Deuxième arrêt : un manquement ancien suffit à priver le licenciement de cause

Cass. soc., 26 novembre 2025, n° 24-17.048.

Un salarié conteste son licenciement pour inaptitude en invoquant des manquements anciens de l’employeur à son obligation de sécurité, qu’il présente comme étant à l’origine de son inaptitude. L’employeur objecte que les manquements invoqués remontent à plusieurs années.

La Cour rejette cet argument : le licenciement pour inaptitude est dépourvu de cause réelle et sérieuse lorsqu’il résulte d’un manquement préalable de l’employeur à son obligation de sécurité, indépendamment de l’ancienneté de ce manquement. Autrement dit, un défaut de prévention survenu cinq ou dix ans avant le constat d’inaptitude peut suffire à rendre le licenciement abusif, dès lors que le lien de causalité est établi.

Cass. soc., 26 novembre 2025, n° 24-17.048 — Le licenciement pour inaptitude manque de cause réelle et sérieuse lorsqu’il résulte d’un manquement préalable de l’employeur à son obligation de sécurité, indépendamment de l’ancienneté de ce manquement.

L’impact est considérable. L’employeur qui n’a pas prévenu les risques — exposition à des substances toxiques, charge de travail excessive, harcèlement non traité — ne peut pas se réfugier derrière le temps qui passe. L’inaptitude est le résultat d’un processus, et la Cour remonte à la source.

Troisième arrêt : le mot « gravement » n’est pas sacramentel

Cass. soc., 26 novembre 2025, n° 23-23.532.

L’avis du médecin du travail dispensant l’employeur de rechercher un reclassement doit normalement mentionner que « tout maintien du salarié dans un emploi serait gravement préjudiciable à sa santé » (art. L. 1226-2-1 et L. 1226-12 CT). Dans cette affaire, l’avis omettait l’adverbe « gravement ».

La Cour juge que l’absence du mot « gravement » ne vicie pas l’avis dès lors que celui-ci exclut clairement toute possibilité de reclassement. Le formalisme n’est pas sacramentel : ce qui compte, c’est la substance de l’avis, pas la lettre exacte de la formule.

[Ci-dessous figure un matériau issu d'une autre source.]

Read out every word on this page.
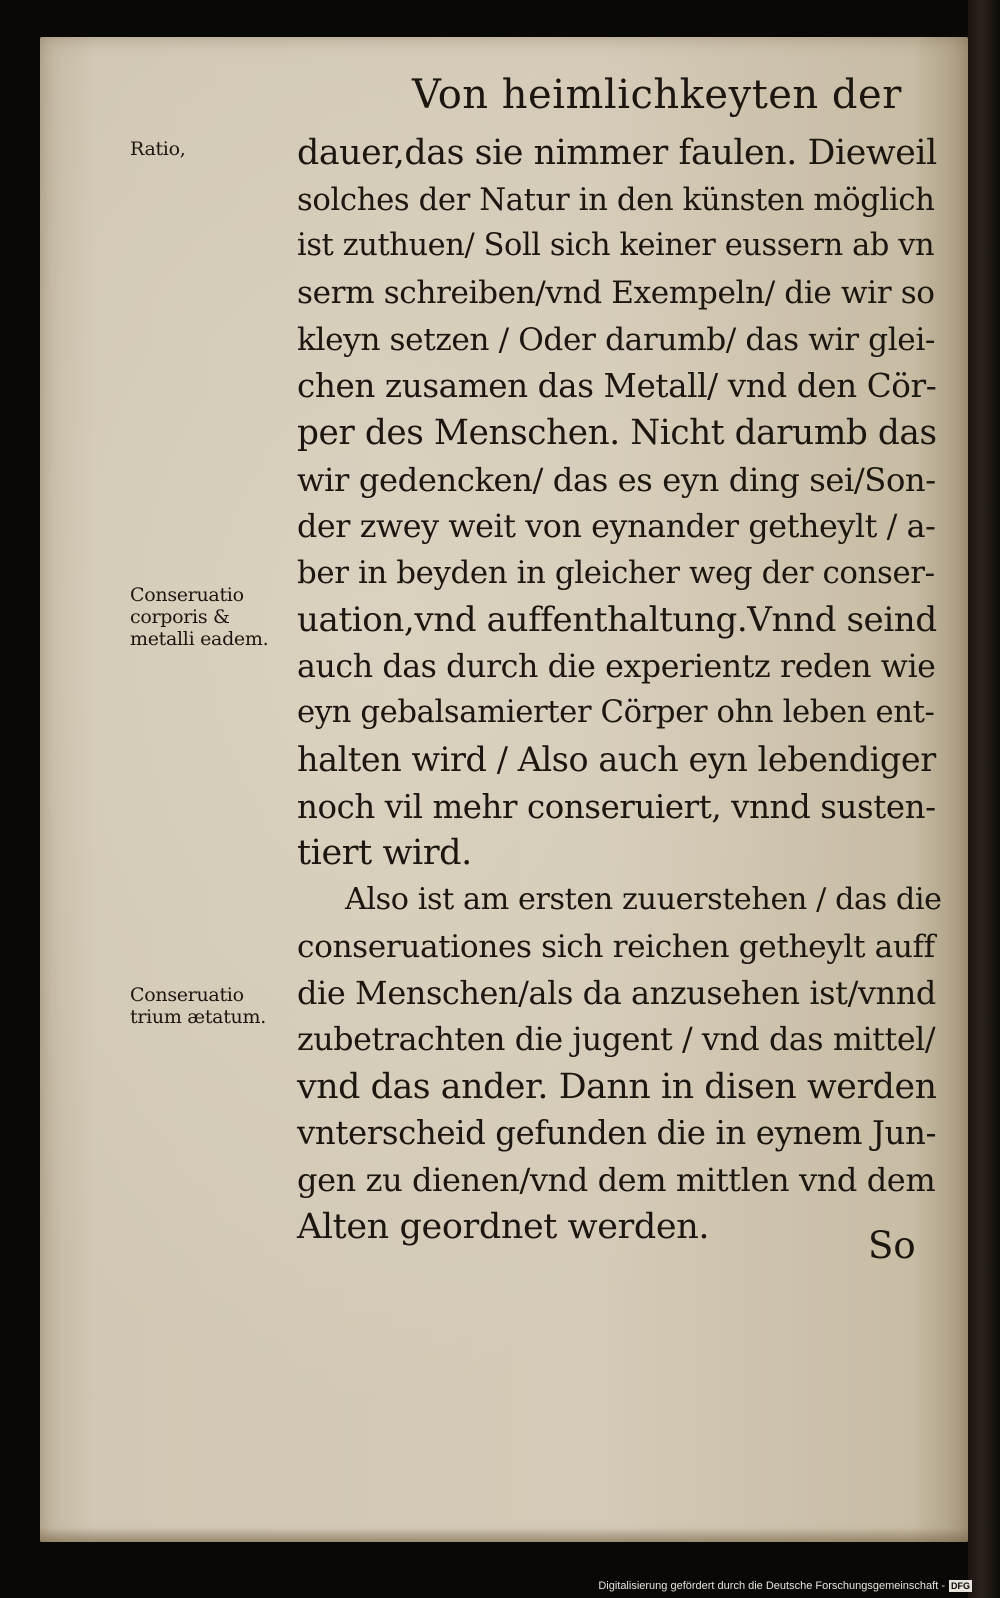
Von heimlichkeyten der
Ratio,
Conseruatio
corporis &
metalli eadem.
Conseruatio
trium ætatum.
dauer,das sie nimmer faulen. Dieweil
solches der Natur in den künsten möglich
ist zuthuen/ Soll sich keiner eussern ab vn
serm schreiben/vnd Exempeln/ die wir so
kleyn setzen / Oder darumb/ das wir glei-
chen zusamen das Metall/ vnd den Cör-
per des Menschen. Nicht darumb das
wir gedencken/ das es eyn ding sei/Son-
der zwey weit von eynander getheylt / a-
ber in beyden in gleicher weg der conser-
uation,vnd auffenthaltung.Vnnd seind
auch das durch die experientz reden wie
eyn gebalsamierter Cörper ohn leben ent-
halten wird / Also auch eyn lebendiger
noch vil mehr conseruiert, vnnd susten-
tiert wird.
Also ist am ersten zuuerstehen / das die
conseruationes sich reichen getheylt auff
die Menschen/als da anzusehen ist/vnnd
zubetrachten die jugent / vnd das mittel/
vnd das ander. Dann in disen werden
vnterscheid gefunden die in eynem Jun-
gen zu dienen/vnd dem mittlen vnd dem
Alten geordnet werden.	So
Digitalisierung gefördert durch die Deutsche Forschungsgemeinschaft - DFG
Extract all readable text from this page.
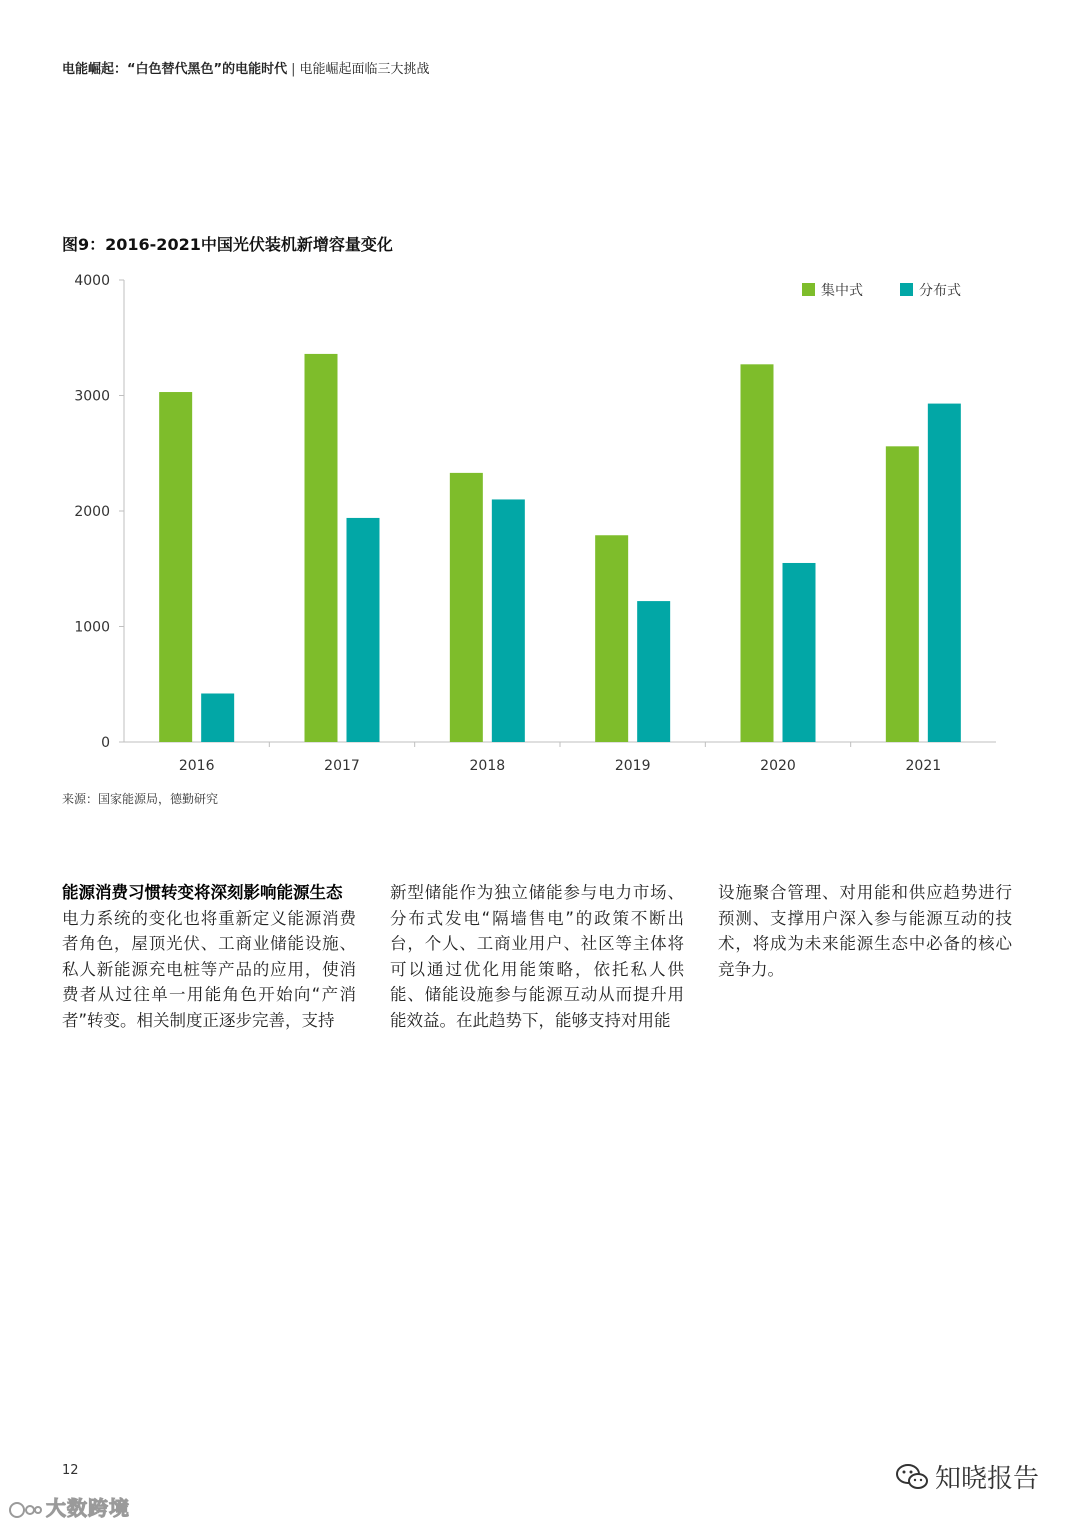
电能崛起：“白色替代黑色”的电能时代 | 电能崛起面临三大挑战
图9：2016-2021中国光伏装机新增容量变化
0
1000
2000
3000
4000
2016	2017	2018	2019	2020	2021
集中式	分布式
来源：国家能源局，德勤研究
能源消费习惯转变将深刻影响能源生态
电力系统的变化也将重新定义能源消费者角色，屋顶光伏、工商业储能设施、私人新能源充电桩等产品的应用，使消费者从过往单一用能角色开始向“产消者”转变。相关制度正逐步完善，支持
新型储能作为独立储能参与电力市场、分布式发电“隔墙售电”的政策不断出台，个人、工商业用户、社区等主体将可以通过优化用能策略，依托私人供能、储能设施参与能源互动从而提升用能效益。在此趋势下，能够支持对用能
设施聚合管理、对用能和供应趋势进行预测、支撑用户深入参与能源互动的技术，将成为未来能源生态中必备的核心竞争力。
12
大数跨境
知晓报告
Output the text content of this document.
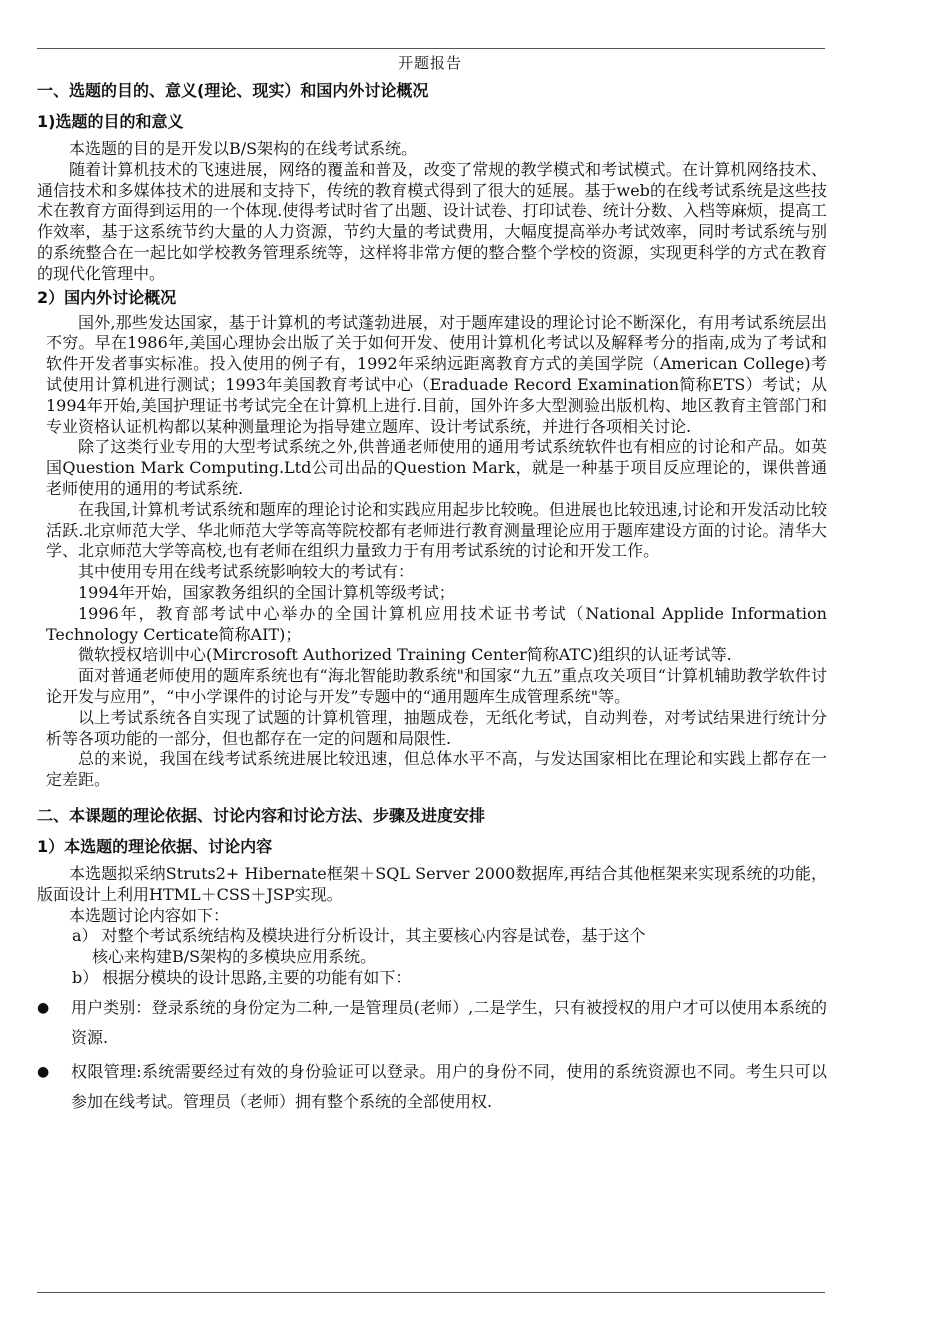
开题报告
一、选题的目的、意义(理论、现实）和国内外讨论概况
1)选题的目的和意义

本选题的目的是开发以B/S架构的在线考试系统。

随着计算机技术的飞速进展，网络的覆盖和普及，改变了常规的教学模式和考试模式。在计算机网络技术、通信技术和多媒体技术的进展和支持下，传统的教育模式得到了很大的延展。基于web的在线考试系统是这些技术在教育方面得到运用的一个体现.使得考试时省了出题、设计试卷、打印试卷、统计分数、入档等麻烦，提高工作效率，基于这系统节约大量的人力资源，节约大量的考试费用，大幅度提高举办考试效率，同时考试系统与别的系统整合在一起比如学校教务管理系统等，这样将非常方便的整合整个学校的资源，实现更科学的方式在教育的现代化管理中。

2）国内外讨论概况

国外,那些发达国家，基于计算机的考试蓬勃进展，对于题库建设的理论讨论不断深化，有用考试系统层出不穷。早在1986年,美国心理协会出版了关于如何开发、使用计算机化考试以及解释考分的指南,成为了考试和软件开发者事实标准。投入使用的例子有，1992年采纳远距离教育方式的美国学院（American College)考试使用计算机进行测试；1993年美国教育考试中心（Eraduade Record Examination简称ETS）考试；从1994年开始,美国护理证书考试完全在计算机上进行.目前，国外许多大型测验出版机构、地区教育主管部门和专业资格认证机构都以某种测量理论为指导建立题库、设计考试系统，并进行各项相关讨论.

除了这类行业专用的大型考试系统之外,供普通老师使用的通用考试系统软件也有相应的讨论和产品。如英国Question Mark Computing.Ltd公司出品的Question Mark，就是一种基于项目反应理论的，课供普通老师使用的通用的考试系统.

在我国,计算机考试系统和题库的理论讨论和实践应用起步比较晚。但进展也比较迅速,讨论和开发活动比较活跃.北京师范大学、华北师范大学等高等院校都有老师进行教育测量理论应用于题库建设方面的讨论。清华大学、北京师范大学等高校,也有老师在组织力量致力于有用考试系统的讨论和开发工作。

其中使用专用在线考试系统影响较大的考试有：

1994年开始，国家教务组织的全国计算机等级考试；

1996年，教育部考试中心举办的全国计算机应用技术证书考试（National Applide Information Technology Certicate简称AIT)；

微软授权培训中心(Mircrosoft Authorized Training Center简称ATC)组织的认证考试等.

面对普通老师使用的题库系统也有“海北智能助教系统"和国家“九五”重点攻关项目“计算机辅助教学软件讨论开发与应用”，“中小学课件的讨论与开发”专题中的“通用题库生成管理系统"等。

以上考试系统各自实现了试题的计算机管理，抽题成卷，无纸化考试，自动判卷，对考试结果进行统计分析等各项功能的一部分，但也都存在一定的问题和局限性.

总的来说，我国在线考试系统进展比较迅速，但总体水平不高，与发达国家相比在理论和实践上都存在一定差距。

二、本课题的理论依据、讨论内容和讨论方法、步骤及进度安排
1）本选题的理论依据、讨论内容

本选题拟采纳Struts2+ Hibernate框架＋SQL Server 2000数据库,再结合其他框架来实现系统的功能，版面设计上利用HTML＋CSS＋JSP实现。

本选题讨论内容如下：

a） 对整个考试系统结构及模块进行分析设计，其主要核心内容是试卷，基于这个

核心来构建B/S架构的多模块应用系统。

b） 根据分模块的设计思路,主要的功能有如下：

●	用户类别：登录系统的身份定为二种,一是管理员(老师）,二是学生，只有被授权的用户才可以使用本系统的资源.
●	权限管理:系统需要经过有效的身份验证可以登录。用户的身份不同，使用的系统资源也不同。考生只可以参加在线考试。管理员（老师）拥有整个系统的全部使用权.
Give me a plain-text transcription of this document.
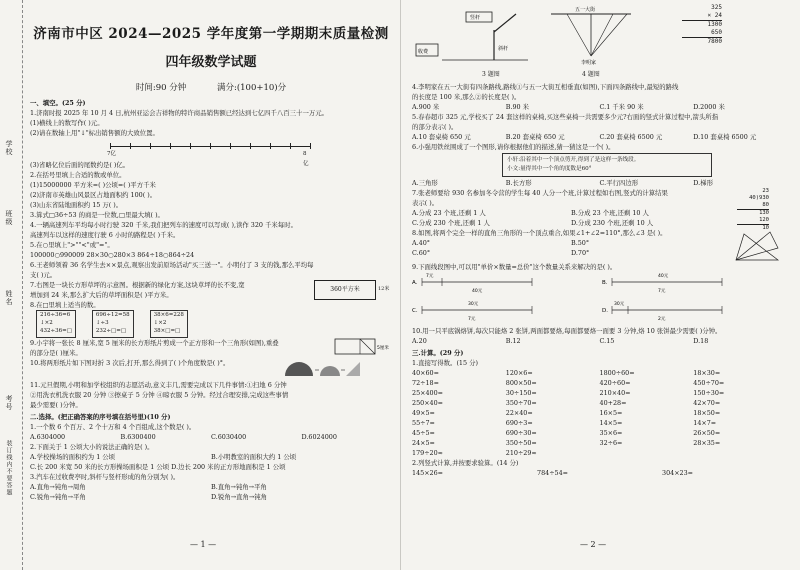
学校
班级
姓名
考号
装订线内不要答题
济南市中区 2024—2025 学年度第一学期期末质量检测
四年级数学试题
时间:90 分钟	满分:(100+10)分
一、填空。(25 分)
1.济南时报 2025 年 10 月 4 日,杭州亚运会吉祥物的特许商品销售额已经达到七亿四千八百三十一万元。
(1)横线上的数写作( )元。
(2)请在数轴上用"↓"标出销售额的大致位置。
7亿	8亿
(3)省略亿位后面的尾数约是( )亿。
2.在括号里填上合适的数或单位。
(1)15000000 平方米=( )公顷=( )平方千米
(2)济南市英雄山风景区占地面积约 100( )。
(3)山东省陆地面积约 15 万( )。
3.算式□36÷53 的商是一位数,□里最大填( )。
4.一辆高速列车平均每小时行驶 320 千米,我们把列车的速度可以写成( ),读作 320 千米每时。
高速列车以这样的速度行驶 6 小时的路程是( )千米。
5.在○里填上">""<"或"="。
100000○990009 28×30○280×3 864÷18○864÷24
6.王老师领着 36 名学生去××景点,观察出发前原场活动"买三送一"。小明付了 3 支的钱,那么平均每
支( )元。
7.右图是一块长方形草坪的示意图。根据新的绿化方案,这块草坪的长不变,宽
增加到 24 米,那么扩大后的草坪面积是( )平方米。
360平方米	12米
8.在□里填上适当的数。
216÷36=6
↓×2
432÷36=□
696÷12=58
↓÷3
232÷□=□
38×6=228
↓×2
38×□=□
9.小宇将一张长 8 厘米,宽 5 厘米的长方形纸片剪成一个正方形和一个三角形(如图),重叠
的部分是( )厘米。
5厘米
10.将两形纸片如下图对折 3 次后,打开,那么得到了( )个角度数是( )°。
11.元旦假期,小明和加学校组织的志愿活动,意义丰几,需要完成以下几件事情:①扫地 6 分钟
②用洗衣机洗衣服 20 分钟 ③擦桌子 5 分钟 ④晾衣服 5 分钟。经过合理安排,完成这些事情
最少需要( )分钟。
二.选择。(把正确答案的序号填在括号里)(10 分)
1.一个数 6 个百万、2 个十万和 4 个百组成,这个数是( )。
A.6304000	B.6300400	C.6030400	D.6024000
2.下面关于 1 公顷大小的说法正确的是( )。
A.学校操场的面积约为 1 公顷	B.小明教室的面积大约 1 公顷
C.长 200 米宽 50 米的长方形操场面积是 1 公顷 D.边长 200 米的正方形地面积是 1 公顷
3.汽车在过收费亭时,斜杆与竖杆形成的角分别为( )。
A.直角→钝角→周角	B.直角→钝角→平角
C.锐角→钝角→平角	D.锐角→直角→钝角
— 1 —
收费
竖杆
斜杆
五一大街
李明家
325
× 24
1300
650
7800
3 题图	4 题图
4.李明家在五一大街有四条路线,路线①与五一大街互相垂直(如图),下面四条路线中,最短的路线
的长度是 100 米,那么②的长度是( )。
A.900 米	B.90 米	C.1 千米 90 米	D.2000 米
5.春春超市 325 元,学校买了 24 套这样的桌椅,买这些桌椅一共需要多少元?右面的竖式计算过程中,箭头所指
的部分表示( )。
A.10 套桌椅 650 元	B.20 套桌椅 650 元	C.20 套桌椅 6500 元	D.10 套桌椅 6500 元
6.小强用铁丝围成了一个图形,请你根据他们的描述,猜一猜这是一个( )。
小轩:沿着其中一个顶点剪开,得到了是这样一条线段。
小文:量得其中一个角的度数是60°
A.三角形	B.长方形	C.平行四边形	D.梯形
7.张老师要给 930 名参加冬令营的学生每 40 人分一个班,计算过程如右图,竖式的计算结果
表示( )。
A.分成 23 个班,还剩 1 人	B.分成 23 个班,还剩 10 人
C.分成 230 个班,还剩 1 人	D.分成 230 个班,还剩 10 人
8.如图,将两个完全一样的直角三角形的一个顶点重合,如果∠1+∠2=110°,那么∠3 是( )。
A.40°	B.50°
C.60°	D.70°
23
40)930
80
130
120
10
9.下面线段图中,可以用"单价×数量=总价"这个数量关系来解决的是( )。
A.
7元
40元
B.
40元
7元
C.
30元
7元
D.
30元
2元
10.用一只平底锅烙饼,每次只能烙 2 张饼,两面都要烙,每面都要烙一面要 3 分钟,烙 10 张饼最少需要( )分钟。
A.20	B.12	C.15	D.18
三.计算。(29 分)
1.直接写得数。(15 分)
40×60=	120×6=	1800÷60=	18×30=
72÷18=	800×50=	420÷60=	450÷70=
25×400=	30÷150=	210×40=	150÷30=
250×40=	350÷70=	40+28=	42×70=
49×5=	22×40=	16×5=	18×50=
55÷7=	690÷3=	14×5=	14×7=
45÷5=	690÷30=	35×6=	26×50=
24×5=	350÷50=	32÷6=	28×35=
179÷20≈	210÷29≈
2.列竖式计算,并按要求验算。(14 分)
145×26=	784÷54=	304×23=
— 2 —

La leçon pratique : si l’avis du médecin du travail dispense l’employeur de rechercher un reclassement mais utilise une formulation légèrement différente de la formule légale, l’employeur peut s’en prévaloir — à condition que le sens soit univoque. En cas de doute, demandez au médecin du travail de compléter ou de reformuler son avis.

Ce que l’employeur doit retenir

Agissez vite après le constat d’inaptitude. La procédure de licenciement pour inaptitude doit être irréprochable : consultation du CSE (si l’inaptitude est d’origine professionnelle), recherche de reclassement documentée (sauf dispense), notification dans les délais. Toute irrégularité s’ajoute aux griefs potentiels du salarié.

Prévenez plutôt que guérir. L’arrêt n° 24-17.048 rappelle que l’employeur peut être tenu responsable de l’inaptitude elle-même, pas seulement de la procédure de licenciement. La prévention des risques professionnels — mise à jour du DUERP, suivi médical renforcé, adaptation des postes — est la meilleure protection contre un contentieux inaptitude.

Conservez les preuves de vos actions de prévention. En cas de contentieux, l’employeur devra démontrer qu’il a pris les mesures nécessaires pour préserver la santé du salarié. Formations dispensées, aménagements de poste réalisés, alertes traitées : tout doit être documenté et archivé.

L’inaptitude est un terrain miné. Les trois arrêts de novembre montrent que la Cour de cassation examine chaque étape — de la prévention à la rupture — avec une exigence croissante. L’employeur prévoyant est celui qui documente, prévient et agit sans attendre.